Approximately nine minutes into Pig, Nicolas Cage speaks his first lines of dialogue. His character, the bedraggled truffle hunter Robin, has been on screen for the entire film. But he has remained silent as he tramps through the Oregon forest, even refusing to talk when his contact Amir (Alex Wolff), who drove to Robin’s sparse cabin in yellow Lamborghini, arrived to purchase truffles.
Robin only speaks after listening to a few seconds of audiotape. After fumbling to put a cassette into a boom box, Robin presses play and listens. He hears a guitar tuning and a woman laughing, playfully teasing an unheard lover.
Robin hits stop on the boom box. And then he just sits. No contortions to his face. No twisting and shouting. He just sits, until his loyal pig saddles up beside him. And with remarkable warmth and calm, Robin assures us, “I’m okay.”

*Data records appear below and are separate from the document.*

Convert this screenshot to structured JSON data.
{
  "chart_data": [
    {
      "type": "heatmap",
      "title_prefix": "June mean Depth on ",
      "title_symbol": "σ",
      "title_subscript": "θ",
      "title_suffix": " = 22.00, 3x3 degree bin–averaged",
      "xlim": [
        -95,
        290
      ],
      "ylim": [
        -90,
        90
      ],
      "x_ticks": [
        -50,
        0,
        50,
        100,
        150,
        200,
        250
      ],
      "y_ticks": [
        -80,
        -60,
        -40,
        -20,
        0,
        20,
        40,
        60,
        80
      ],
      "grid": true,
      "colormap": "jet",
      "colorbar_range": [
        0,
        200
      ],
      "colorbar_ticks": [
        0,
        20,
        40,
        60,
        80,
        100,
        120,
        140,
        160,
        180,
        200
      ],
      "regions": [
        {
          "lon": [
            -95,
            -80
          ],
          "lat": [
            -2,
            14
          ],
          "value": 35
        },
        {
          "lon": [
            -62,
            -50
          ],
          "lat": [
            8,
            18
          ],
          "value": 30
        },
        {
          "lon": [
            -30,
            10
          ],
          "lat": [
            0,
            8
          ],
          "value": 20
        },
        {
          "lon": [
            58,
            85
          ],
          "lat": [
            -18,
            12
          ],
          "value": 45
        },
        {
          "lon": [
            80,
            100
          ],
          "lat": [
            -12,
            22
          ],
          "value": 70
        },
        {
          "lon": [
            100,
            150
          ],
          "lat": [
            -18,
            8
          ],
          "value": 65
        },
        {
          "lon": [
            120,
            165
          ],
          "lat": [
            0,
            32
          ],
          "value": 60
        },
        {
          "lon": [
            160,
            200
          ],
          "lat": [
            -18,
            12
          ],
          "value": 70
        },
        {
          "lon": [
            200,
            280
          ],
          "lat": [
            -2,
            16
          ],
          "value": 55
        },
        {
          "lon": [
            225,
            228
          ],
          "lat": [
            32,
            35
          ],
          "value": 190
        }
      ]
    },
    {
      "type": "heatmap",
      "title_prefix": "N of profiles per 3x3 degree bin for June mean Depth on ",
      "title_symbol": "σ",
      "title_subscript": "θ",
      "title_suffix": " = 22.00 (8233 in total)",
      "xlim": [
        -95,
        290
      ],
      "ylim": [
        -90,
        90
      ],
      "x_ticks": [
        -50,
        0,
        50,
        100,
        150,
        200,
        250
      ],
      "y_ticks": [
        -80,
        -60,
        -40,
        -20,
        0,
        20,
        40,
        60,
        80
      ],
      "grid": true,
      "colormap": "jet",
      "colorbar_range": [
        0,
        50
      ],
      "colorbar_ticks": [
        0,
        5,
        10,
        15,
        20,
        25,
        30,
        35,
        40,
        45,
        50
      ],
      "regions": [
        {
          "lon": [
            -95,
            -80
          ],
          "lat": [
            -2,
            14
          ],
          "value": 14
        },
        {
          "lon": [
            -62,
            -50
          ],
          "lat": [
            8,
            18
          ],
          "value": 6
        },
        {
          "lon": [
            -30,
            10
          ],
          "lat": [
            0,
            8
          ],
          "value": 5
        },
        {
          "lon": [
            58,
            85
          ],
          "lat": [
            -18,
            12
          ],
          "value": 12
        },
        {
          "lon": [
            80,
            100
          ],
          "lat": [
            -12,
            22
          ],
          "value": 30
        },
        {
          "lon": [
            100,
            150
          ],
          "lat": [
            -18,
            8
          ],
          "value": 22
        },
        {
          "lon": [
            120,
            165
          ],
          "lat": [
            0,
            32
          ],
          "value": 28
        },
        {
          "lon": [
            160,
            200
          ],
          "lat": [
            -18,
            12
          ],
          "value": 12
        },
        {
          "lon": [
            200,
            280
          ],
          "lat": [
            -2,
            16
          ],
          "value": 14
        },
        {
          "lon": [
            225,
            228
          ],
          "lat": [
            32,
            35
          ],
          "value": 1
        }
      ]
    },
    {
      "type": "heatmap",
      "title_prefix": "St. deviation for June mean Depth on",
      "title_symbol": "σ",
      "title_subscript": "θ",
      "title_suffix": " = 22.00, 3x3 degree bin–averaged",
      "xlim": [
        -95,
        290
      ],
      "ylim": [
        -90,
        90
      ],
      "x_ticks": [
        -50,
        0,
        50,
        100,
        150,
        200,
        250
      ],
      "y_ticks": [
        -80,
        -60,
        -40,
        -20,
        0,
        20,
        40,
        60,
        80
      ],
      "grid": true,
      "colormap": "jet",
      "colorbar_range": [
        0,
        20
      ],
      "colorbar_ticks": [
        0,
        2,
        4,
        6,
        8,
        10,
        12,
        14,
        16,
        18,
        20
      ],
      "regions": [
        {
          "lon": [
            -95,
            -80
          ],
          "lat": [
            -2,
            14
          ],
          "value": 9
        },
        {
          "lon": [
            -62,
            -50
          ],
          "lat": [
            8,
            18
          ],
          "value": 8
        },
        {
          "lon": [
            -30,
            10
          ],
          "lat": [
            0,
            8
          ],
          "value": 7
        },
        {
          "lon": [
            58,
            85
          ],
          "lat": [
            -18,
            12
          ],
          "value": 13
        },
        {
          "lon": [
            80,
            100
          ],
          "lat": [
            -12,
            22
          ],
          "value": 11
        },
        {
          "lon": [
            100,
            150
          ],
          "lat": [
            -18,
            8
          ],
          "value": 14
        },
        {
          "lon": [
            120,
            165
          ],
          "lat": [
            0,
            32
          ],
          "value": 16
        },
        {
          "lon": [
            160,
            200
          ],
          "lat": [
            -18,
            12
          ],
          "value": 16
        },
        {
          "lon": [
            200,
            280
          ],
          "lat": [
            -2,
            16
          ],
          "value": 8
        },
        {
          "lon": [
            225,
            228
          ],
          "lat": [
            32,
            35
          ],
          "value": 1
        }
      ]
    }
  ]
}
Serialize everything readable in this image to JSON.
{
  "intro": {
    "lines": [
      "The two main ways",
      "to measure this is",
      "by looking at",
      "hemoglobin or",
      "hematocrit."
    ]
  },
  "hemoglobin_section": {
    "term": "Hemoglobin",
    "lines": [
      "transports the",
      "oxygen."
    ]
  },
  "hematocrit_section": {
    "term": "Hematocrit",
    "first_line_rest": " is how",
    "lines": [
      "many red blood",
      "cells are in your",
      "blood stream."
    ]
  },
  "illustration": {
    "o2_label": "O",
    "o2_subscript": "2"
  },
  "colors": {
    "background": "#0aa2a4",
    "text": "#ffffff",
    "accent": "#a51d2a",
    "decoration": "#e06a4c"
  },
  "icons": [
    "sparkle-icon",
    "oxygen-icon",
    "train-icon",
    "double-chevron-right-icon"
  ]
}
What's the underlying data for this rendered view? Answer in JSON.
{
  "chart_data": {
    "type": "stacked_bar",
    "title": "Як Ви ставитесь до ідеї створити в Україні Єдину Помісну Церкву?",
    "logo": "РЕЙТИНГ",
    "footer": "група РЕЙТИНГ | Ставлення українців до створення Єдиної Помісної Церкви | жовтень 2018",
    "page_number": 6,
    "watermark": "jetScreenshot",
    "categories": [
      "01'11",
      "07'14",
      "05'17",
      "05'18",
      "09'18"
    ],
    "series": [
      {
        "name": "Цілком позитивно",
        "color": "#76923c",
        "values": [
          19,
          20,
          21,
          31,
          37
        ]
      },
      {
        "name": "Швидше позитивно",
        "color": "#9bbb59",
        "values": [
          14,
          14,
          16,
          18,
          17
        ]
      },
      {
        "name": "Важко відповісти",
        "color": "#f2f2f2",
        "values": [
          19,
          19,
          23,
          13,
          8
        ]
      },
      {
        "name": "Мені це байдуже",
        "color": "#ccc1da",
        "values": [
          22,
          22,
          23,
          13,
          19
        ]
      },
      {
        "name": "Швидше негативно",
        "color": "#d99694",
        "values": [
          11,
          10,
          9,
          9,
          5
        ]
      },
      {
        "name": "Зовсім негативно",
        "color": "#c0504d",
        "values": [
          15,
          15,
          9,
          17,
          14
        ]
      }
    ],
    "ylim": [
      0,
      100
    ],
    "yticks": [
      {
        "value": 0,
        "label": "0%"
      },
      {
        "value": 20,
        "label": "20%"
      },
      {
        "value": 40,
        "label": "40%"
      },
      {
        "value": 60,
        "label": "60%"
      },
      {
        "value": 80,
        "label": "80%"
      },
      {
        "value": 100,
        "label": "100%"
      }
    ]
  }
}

At that moment, it becomes clear that writer and director Michael Sarnoski has something in mind for the movie that differs from the easy comparisons suggested by its plot summary. Pig follows Robin’s journey to rescue his kidnapped truffle pig, a mission that leads him deep into the underground of Portland and forces him to face his painful past. That summary invites similarities to everything from the excellent Italian documentary The Truffle Hunters to the action series John Wick to Cage’s gonzo revenge flick Mandy.
But Pig is none of those things, in the most surprising ways. As those opening minutes indicate, the movie is tender and thoughtful, willing to sit quietly in the character’s suffering and contentment.